A - First ABC 2
#include <iostream>
#include <cstring>
#include <algorithm>
#include <unordered_map>
#include <unordered_set>
#include <sstream>
#include <vector>
#include <cmath>
#include <stack>
#include <map>
#include <queue>
#include <set>
using namespace std;
#define PII pair<int,int>
typedef long long LL;
const int N = 1e5 + 10, M = N * 2;
int main()
{
ios::sync_with_stdio(0),cin.tie(0),cout.tie(0);
int n; cin >> n;
string s; cin >> s;
bool flag = false;
for (int i = 0; i + 2 < s.size(); i ++) {
if (s.substr(i, 3) == "ABC") {
flag = true;
cout << i + 1 << endl;
break;
}
}
if (!flag) cout << -1 << endl;
return 0;
}
B - Prefix and Suffix
#include <iostream>
#include <cstring>
#include <algorithm>
#include <unordered_map>
#include <unordered_set>
#include <sstream>
#include <vector>
#include <cmath>
#include <stack>
#include <map>
#include <queue>
#include <set>
using namespace std;
#define PII pair<int,int>
typedef long long LL;
const int N = 1e5 + 10, M = N * 2;
string s, t;
bool check1()
{
for (int i = 0; i < s.size(); i ++) {
if (s[i] != t[i]) return false;
}
return true;
}
bool check2()
{
for (int i = s.size() - 1, j = t.size() - 1; i >= 0; i --, j --) {
if (s[i] != t[j]) return false;
}
return true;
}
int main()
{
ios::sync_with_stdio(0),cin.tie(0),cout.tie(0);
int n, m; cin >> n >> m;
cin >> s >> t;
if (check1() && check2()) cout << 0 << endl;
else if (check1() && !check2()) cout << 1 << endl;
else if (!check1() && check2()) cout << 2 << endl;
else cout << 3 << endl;
return 0;
}
C - Festival
#include <iostream>
#include <cstring>
#include <algorithm>
#include <unordered_map>
#include <unordered_set>
#include <sstream>
#include <vector>
#include <cmath>
#include <stack>
#include <map>
#include <queue>
#include <set>
using namespace std;
#define PII pair<int,int>
typedef long long LL;
const int N = 2e5 + 10, M = N * 2;
int a[N];
int main()
{
ios::sync_with_stdio(0),cin.tie(0),cout.tie(0);
int n, m; cin >> n >> m;
for (int i = 0; i < m; i ++) cin >> a[i];
for (int i = 1; i <= n; i ++)
{
int t = lower_bound(a, a + m, i) - a;
cout << a[t] - i << endl;
}
return 0;
}
E - Product Development
从n个物品中选择若干件使得价值最小,01背包问题的模型,我们使用f[a1][a2][a3][a4][a5]表示每个参数分别为a1、a2、a3、a4、a5时的最小代价,类似于背包问题,我们倒序枚举将第一维优化掉。

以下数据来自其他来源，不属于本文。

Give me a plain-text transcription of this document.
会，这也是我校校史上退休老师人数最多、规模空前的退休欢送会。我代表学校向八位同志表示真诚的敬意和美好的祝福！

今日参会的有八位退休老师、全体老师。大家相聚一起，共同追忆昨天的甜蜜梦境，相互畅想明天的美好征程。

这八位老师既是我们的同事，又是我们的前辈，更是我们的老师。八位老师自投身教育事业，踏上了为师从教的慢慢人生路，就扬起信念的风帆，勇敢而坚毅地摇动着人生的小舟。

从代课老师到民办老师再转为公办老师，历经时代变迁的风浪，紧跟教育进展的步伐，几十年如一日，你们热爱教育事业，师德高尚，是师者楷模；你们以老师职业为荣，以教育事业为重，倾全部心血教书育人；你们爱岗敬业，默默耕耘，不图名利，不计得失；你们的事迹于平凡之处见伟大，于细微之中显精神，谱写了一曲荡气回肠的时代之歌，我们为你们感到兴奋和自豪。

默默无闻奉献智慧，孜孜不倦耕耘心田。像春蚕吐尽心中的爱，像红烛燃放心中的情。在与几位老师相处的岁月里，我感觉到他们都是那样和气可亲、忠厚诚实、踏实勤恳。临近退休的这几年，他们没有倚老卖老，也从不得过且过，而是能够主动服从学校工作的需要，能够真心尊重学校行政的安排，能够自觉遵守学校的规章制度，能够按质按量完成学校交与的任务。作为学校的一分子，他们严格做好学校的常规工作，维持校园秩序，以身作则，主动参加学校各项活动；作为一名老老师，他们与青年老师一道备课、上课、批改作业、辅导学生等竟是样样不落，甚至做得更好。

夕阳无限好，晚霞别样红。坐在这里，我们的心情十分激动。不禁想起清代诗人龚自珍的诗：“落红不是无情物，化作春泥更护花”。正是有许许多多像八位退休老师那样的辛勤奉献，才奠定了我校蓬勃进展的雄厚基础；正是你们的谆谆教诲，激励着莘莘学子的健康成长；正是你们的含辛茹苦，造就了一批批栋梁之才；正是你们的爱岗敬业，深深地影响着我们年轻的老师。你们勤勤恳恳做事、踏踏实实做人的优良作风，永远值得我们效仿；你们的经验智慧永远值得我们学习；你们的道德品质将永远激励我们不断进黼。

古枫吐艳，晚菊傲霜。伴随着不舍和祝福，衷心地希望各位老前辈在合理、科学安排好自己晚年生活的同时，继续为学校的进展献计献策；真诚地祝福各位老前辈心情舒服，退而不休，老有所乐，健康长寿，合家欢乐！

初始化时将所有的值置为INF,f[0][0][0][0][0] = 0。使用h表示每个位置参数的值应该为多少,这里主要是为了应对k < 5时其他参数为0而不是p的问题。
#include <iostream>
#include <cstring>
#include <algorithm>
#include <unordered_map>
#include <unordered_set>
#include <sstream>
#include <vector>
#include <cmath>
#include <stack>
#include <map>
#include <queue>
#include <set>
using namespace std;
#define PII pair<int,int>
#define int long long
typedef long long LL;
const int N = 110, M = N * 2, INF = 1e18;
int g[N][6], c[N];
int f[6][6][6][6][6], h[6]; // 表示参数分别为xi的情况下的最小代价
void init()
{
for (int i = 0; i < 6; i ++)
for (int j = 0; j < 6; j ++)
for (int k = 0; k < 6; k ++)
for (int l = 0; l < 6; l ++)
for (int r = 0; r < 6; r ++)
f[i][j][k][l][r] = INF;
}
signed main()
{
ios::sync_with_stdio(0),cin.tie(0),cout.tie(0);
int n, k, p; cin >> n >> k >> p;
for (int i = 1; i <= n; i ++)
{
cin >> c[i];
for (int j = 1; j <= k; j ++) {
cin >> g[i][j];
}
}
init();
f[0][0][0][0][0] = 0;
for (int i = 1; i <= k; i ++) h[i] = p;
for (int i = 1; i <= n; i ++)
for (int a1 = h[1]; a1 >= 0; a1 --)
for (int a2 = h[2]; a2 >= 0; a2 --)
for (int a3 = h[3]; a3 >= 0; a3 --)
for (int a4 = h[4]; a4 >= 0; a4 --)
for (int a5 = h[5]; a5 >= 0; a5 --)
{
int x1 = min(h[1], a1 + g[i][1]), x2 = min(h[2], a2 + g[i][2]), x3 = min(h[3], a3 + g[i][3]), x4 = min(h[4], a4 + g[i][4]),
x5 = min(h[5], a5 + g[i][5]);
f[x1][x2][x3][x4][x5] = min(f[x1][x2][x3][x4][x5], f[a1][a2][a3][a4][a5] + c[i]);
}
cout << (f[h[1]][h[2]][h[3]][h[4]][h[5]] == INF ? -1 : f[h[1]][h[2]][h[3]][h[4]][h[5]]) << endl;
return 0;
}